大阪圏の不動産市況は、2014年度の基準地価では全地域平均で前年比0.4%の上昇となったが、価格上昇の原動力となったのは都心部の商業地だ。日本一の高層ビルとなった『あべのハルカス』など大阪市内での再開発計画が市況活性化のエンジンとなったのは間違いない。しかし、これから注目されるエリアとして話題となっているのが大阪北部に位置する万博記念公園の周辺エリアだ。
今秋、大阪の新しいランドマークが誕生
大阪・万博記念公園周辺では大型施設の建設が進んでいる。中心となるのが、今秋には三井不動産 <8801> が開発する『(仮称)エキスポランド跡地複合施設開発事業』だ。エンターテイメントとショッピングを融合させた新しいタイプの複合施設を目指している。
昨年7月に三井不動産が発表した内容によると、同施設では、海遊館が手がける新しいタイプの水族館が決定したほか、日本最大級の観覧車、エンターテインメント空間の中で英語を学べる施設、人気キャラクターをテーマにした体験型の日本初の“エデュテイメント”施設、大自然を五感で体感する映像施設や日本最大級の超大型スクリーンを備えた最新鋭のシネマコンプレックス等を誘致する。
またショッピングゾーンには、話題性の高いファッションや雑貨、世界各国の食や地元大阪の食など、日本初出店や関西初出店の店舗を多数取りそろえる予定だ。現地では工事も進み施設本体が姿を見せ始めているが、出店ブランドなどの詳細情報は未発表。本格的な情報公開が待たれる。
隣接地ではガンバ大阪の新スタジアムも建設が進む
この複合施設の隣接地では『(仮称)吹田市立スタジアム』が建設中だ。Jリーグ『ガンバ大阪』の新しい本拠地となる予定で、市民や企業からの寄付により建設資金を集めていることでも注目されている。今年1月時点では100億円を超える寄付が集まり、助成金と合わせることで建設資金のめどが立った。
こちらも今秋に完成が予定されており、サッカーだけでなくイベント等での利用も想定されている。隣接する2つの施設を利用すればスポーツ観戦で盛りあがった後、ショッピングやエンターテイメントを満喫するという新しい消費行動にもつながりそうだ。
『太陽の塔』を世界遺産に! 外国人旅行客の人気も高まりそう
一方、万博記念公園では、そのシンボル『太陽の塔』の内部公開の準備が進められており、さらに世界遺産登録を目指そうという動きもある。大阪府の有識者審議会が答申をまとめたもので今年2月の府議会で提示され大阪府がとりまとめる予定だ。大阪万博開催50周年となる2020年度には記念イベントを開催し、海外からの観光客も含めて集客を大幅に増やす目標も掲げられている。

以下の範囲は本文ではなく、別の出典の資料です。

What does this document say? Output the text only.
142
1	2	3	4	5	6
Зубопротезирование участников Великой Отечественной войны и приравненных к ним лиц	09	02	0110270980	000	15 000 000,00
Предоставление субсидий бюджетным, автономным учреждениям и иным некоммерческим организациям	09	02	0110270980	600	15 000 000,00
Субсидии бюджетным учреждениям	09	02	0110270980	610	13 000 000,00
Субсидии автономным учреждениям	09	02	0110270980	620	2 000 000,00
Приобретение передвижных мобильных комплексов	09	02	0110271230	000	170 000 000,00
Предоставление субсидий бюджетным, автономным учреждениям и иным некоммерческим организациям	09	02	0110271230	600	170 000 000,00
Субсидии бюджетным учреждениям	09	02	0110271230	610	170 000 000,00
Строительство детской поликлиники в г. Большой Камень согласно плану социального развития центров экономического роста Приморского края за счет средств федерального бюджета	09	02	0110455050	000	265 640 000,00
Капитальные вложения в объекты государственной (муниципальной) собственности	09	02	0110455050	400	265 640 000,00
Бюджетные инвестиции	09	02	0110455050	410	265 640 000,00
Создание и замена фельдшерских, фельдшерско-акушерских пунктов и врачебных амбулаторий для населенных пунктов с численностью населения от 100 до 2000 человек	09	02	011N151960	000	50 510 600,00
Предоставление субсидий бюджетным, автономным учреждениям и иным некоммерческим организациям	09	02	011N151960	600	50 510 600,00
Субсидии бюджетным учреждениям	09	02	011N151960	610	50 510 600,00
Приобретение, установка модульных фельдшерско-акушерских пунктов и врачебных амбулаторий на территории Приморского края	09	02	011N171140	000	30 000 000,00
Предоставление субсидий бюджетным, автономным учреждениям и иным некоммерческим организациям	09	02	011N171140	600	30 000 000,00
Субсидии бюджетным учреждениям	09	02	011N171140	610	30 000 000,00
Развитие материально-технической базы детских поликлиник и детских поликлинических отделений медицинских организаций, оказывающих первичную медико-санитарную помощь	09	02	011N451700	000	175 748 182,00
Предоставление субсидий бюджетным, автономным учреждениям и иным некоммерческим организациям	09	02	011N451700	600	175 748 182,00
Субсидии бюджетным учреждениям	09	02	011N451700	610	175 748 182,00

万博記念公園は高速道路の吹田JCにも隣接し、近畿自動車道を利用すれば関西国際空港からも約1時間と広域アクセスの面でも優れた立地特性を持っている。ここ数年、関西国際空港はLCC各社の増便もあり外国人旅行客が大幅に増加しているが、万博記念公園エリアは国内の観光客に限らず、海外からの観光客にも注目される新しいスポットとなりそうだ。世界遺産『太陽の塔』を見学し、水族館や観覧車というエンターテイメントを楽しみ、日本のお土産をショッピング・・・という定番コースが誕生するかもしれない。今後、多くの話題を集めることになるだろう。